# Sig 45 slide won't release...



## moondawg51 (Apr 26, 2012)

I just purchased a Sig Sauer 1911 C3. When I picked it up at my FFL dealer, I was checking the gun to make sure everything was OK...I pulled the slide back and locked it..When I tried to release the slide, it wouldn't move...I handed the gun to the dealer and he had no luck either...When he dropped the magazine, it closed just fine...Put the mag back in and it wouldn't close..We then dropped the mag, loaded a round, inserted the mag and it released OK...Just wondering if this might be some type of safety feature??...I was wondering if anyone else has had an experience like this...I'm going to contact Sig and see what they have to say.


----------



## Steve M1911A1 (Feb 6, 2008)

How did you try to release the slide?
If the empty magazine was in the gun, pulling back on its slide only makes the slide-lock dig in deeper.
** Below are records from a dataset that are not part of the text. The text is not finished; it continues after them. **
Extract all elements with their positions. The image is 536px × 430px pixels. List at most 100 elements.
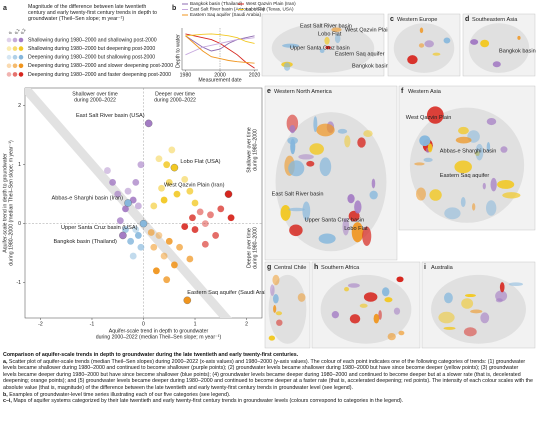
legend-label: Shallowing during 1980–2000 but deepenin…: [28, 46, 155, 52]
aquifer: [414, 162, 425, 166]
aquifer: [347, 194, 355, 204]
aquifer: [415, 187, 426, 201]
legend-label: Deepening during 1980–2000 but shallowin…: [28, 55, 155, 61]
x-tick-label: 2000: [214, 72, 226, 78]
map-label: Upper Santa Cruz basin: [305, 217, 365, 223]
legend-label: East Salt River basin (Arizona, USA): [190, 7, 265, 12]
point-label: East Salt River basin (USA): [76, 113, 145, 119]
data-point: [201, 240, 209, 248]
aquifer: [432, 52, 441, 56]
aquifer: [407, 55, 418, 65]
caption-label: a,: [3, 358, 8, 365]
aquifer: [351, 222, 364, 243]
aquifer: [438, 311, 455, 324]
data-point: [150, 202, 158, 210]
x-tick-label: -1: [90, 321, 95, 327]
x-axis-label: Measurement date: [198, 77, 241, 83]
legend-label: West Qazvin Plain (Iran): [246, 1, 296, 6]
point-label: Bangkok basin (Thailand): [53, 239, 117, 245]
aquifer: [387, 332, 396, 341]
aquifer: [302, 201, 311, 221]
caption-text: Maps of aquifer systems categorized by t…: [13, 398, 404, 405]
data-point: [207, 211, 214, 219]
legend-swatch: [12, 63, 18, 69]
aquifer: [347, 283, 360, 288]
map-title: Central Chile: [274, 265, 306, 271]
aquifer: [475, 143, 484, 161]
aquifer: [429, 189, 442, 201]
aquifer: [363, 130, 373, 138]
plot-area: [25, 88, 262, 318]
aquifer: [378, 310, 382, 320]
data-point: [227, 214, 235, 222]
legend-swatch: [6, 37, 12, 43]
aquifer: [517, 35, 521, 40]
data-point: [160, 196, 168, 204]
aquifer: [316, 123, 335, 137]
y-axis-label: Depth to water: [175, 34, 181, 68]
caption-label: c–i,: [3, 398, 12, 405]
named-point: [144, 119, 153, 128]
data-point: [104, 167, 111, 174]
series-line: [185, 35, 255, 52]
aquifer: [272, 294, 279, 304]
data-point: [155, 232, 163, 239]
land: [393, 23, 455, 73]
data-point: [150, 243, 158, 251]
map-title: Australia: [431, 265, 454, 271]
legend-swatch: [18, 72, 24, 77]
map-title: Western Asia: [408, 89, 442, 95]
y-tick-label: 1: [18, 162, 21, 168]
legend-swatch: [12, 37, 18, 43]
aquifer: [443, 326, 456, 330]
x-tick-label: 0: [142, 321, 145, 327]
legend-swatch: [12, 54, 18, 60]
data-point: [186, 187, 194, 195]
caption-title: Comparison of aquifer-scale trends in de…: [3, 352, 299, 358]
aquifer: [272, 274, 280, 286]
aquifer: [324, 36, 330, 45]
aquifer: [482, 182, 486, 190]
aquifer: [369, 190, 378, 200]
aquifer: [362, 226, 372, 246]
aquifer: [357, 137, 366, 148]
annotation: during 1980–2000: [252, 129, 258, 171]
series-line: [185, 33, 255, 44]
aquifer: [458, 126, 469, 135]
data-point: [124, 187, 132, 195]
map-label: East Salt River basin: [272, 191, 324, 197]
aquifer: [325, 45, 331, 50]
data-point: [152, 267, 160, 275]
panel-letter: i: [424, 264, 426, 271]
aquifer: [460, 196, 466, 208]
series-line: [185, 35, 255, 64]
data-point: [171, 261, 178, 269]
panel-letter: e: [267, 88, 271, 95]
map-label: Bangkok basin: [352, 63, 389, 69]
annotation: during 2000–2022: [154, 97, 196, 103]
data-point: [127, 237, 135, 245]
aquifer: [349, 314, 361, 324]
named-point: [170, 163, 179, 172]
data-point: [163, 161, 171, 169]
aquifer: [495, 298, 503, 303]
aquifer: [288, 207, 305, 212]
aquifer: [268, 335, 276, 341]
data-point: [181, 176, 189, 183]
map-label: Eastern Saq aquifer: [440, 173, 490, 179]
aquifer: [486, 117, 497, 126]
aquifer: [427, 143, 433, 153]
point-label: West Qazvin Plain (Iran): [164, 183, 225, 189]
data-point: [165, 178, 173, 186]
legend-swatch: [12, 46, 18, 51]
data-point: [158, 184, 165, 192]
y-axis-label: Aquifer-scale trend in depth to groundwa…: [2, 153, 8, 253]
map-title: Southern Africa: [321, 265, 360, 271]
legend-label: Shallowing during 1980–2000 and shallowi…: [28, 37, 157, 43]
aquifer: [344, 135, 351, 148]
aquifer: [461, 298, 474, 309]
x-axis-label: during 2000–2022 (median Theil–Sen slope…: [96, 334, 222, 340]
caption-label: b,: [3, 391, 8, 398]
map-title: Western Europe: [397, 17, 437, 23]
aquifer: [424, 40, 434, 48]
The follower of the empty magazine actuates the slide lock.
The only way to release the slide of a 1911, when it has an empty magazine in it, is to press the slide-lock lever down against the upward force of the magazine spring.
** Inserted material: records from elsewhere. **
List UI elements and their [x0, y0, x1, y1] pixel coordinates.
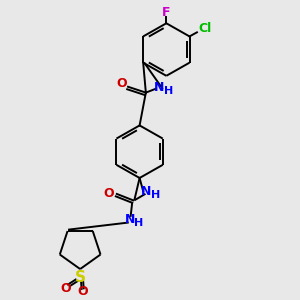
Text: O: O: [61, 282, 71, 295]
Text: O: O: [78, 285, 88, 298]
Text: O: O: [116, 77, 127, 90]
Text: N: N: [124, 213, 135, 226]
Text: O: O: [103, 187, 114, 200]
Text: N: N: [141, 185, 151, 199]
Text: Cl: Cl: [198, 22, 212, 35]
Text: H: H: [164, 86, 173, 96]
Text: H: H: [134, 218, 143, 228]
Text: N: N: [154, 81, 164, 94]
Text: F: F: [161, 6, 170, 19]
Text: H: H: [151, 190, 160, 200]
Text: S: S: [75, 270, 86, 285]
_The only *correct* way to release the slide of a 1911 is to first remove the empty magazine._
Having first done that, then you can either press the slide-lock lever down, or you can "slingshot" the slide.
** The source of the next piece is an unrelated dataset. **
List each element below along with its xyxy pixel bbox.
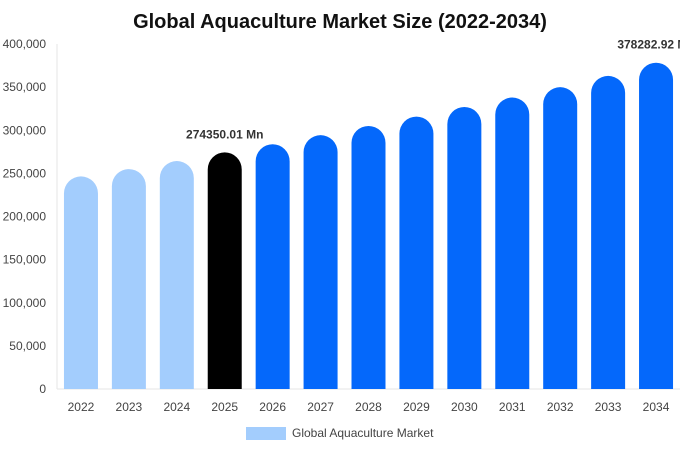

I am shocked-shocked-to learn that a gunshop salesperson didn't know that very elementary step.
It is true with many more guns than just the 1911.


----------



## pic (Nov 14, 2009)

yes, that's very unusual that the gunshop didn't know better.
Must be a very small gunshop, usually there are a few other employees on hand.


----------



## moondawg51 (Apr 26, 2012)

Thanks for the info..I have a Beretta PX4, and a Ruger SR9C, and both of the slides will release with an empty mag in them. This is my first 1911...I guess maybe they're just a different animal...Again, many thanks.


----------



## tom1911sigfreak (Dec 10, 2011)

moondawg51 said:


> Thanks for the info..I have a Beretta PX4, and a Ruger SR9C, and both of the slides will release with an empty mag in them. This is my first 1911...I guess maybe they're just a different animal...Again, many thanks.


Hey don't worry also if your empty brass looks a bit distorted. both my c-3s did that till they broke in. Best of luck with your new gun! The more you shoot it the better you'll love it too!


----------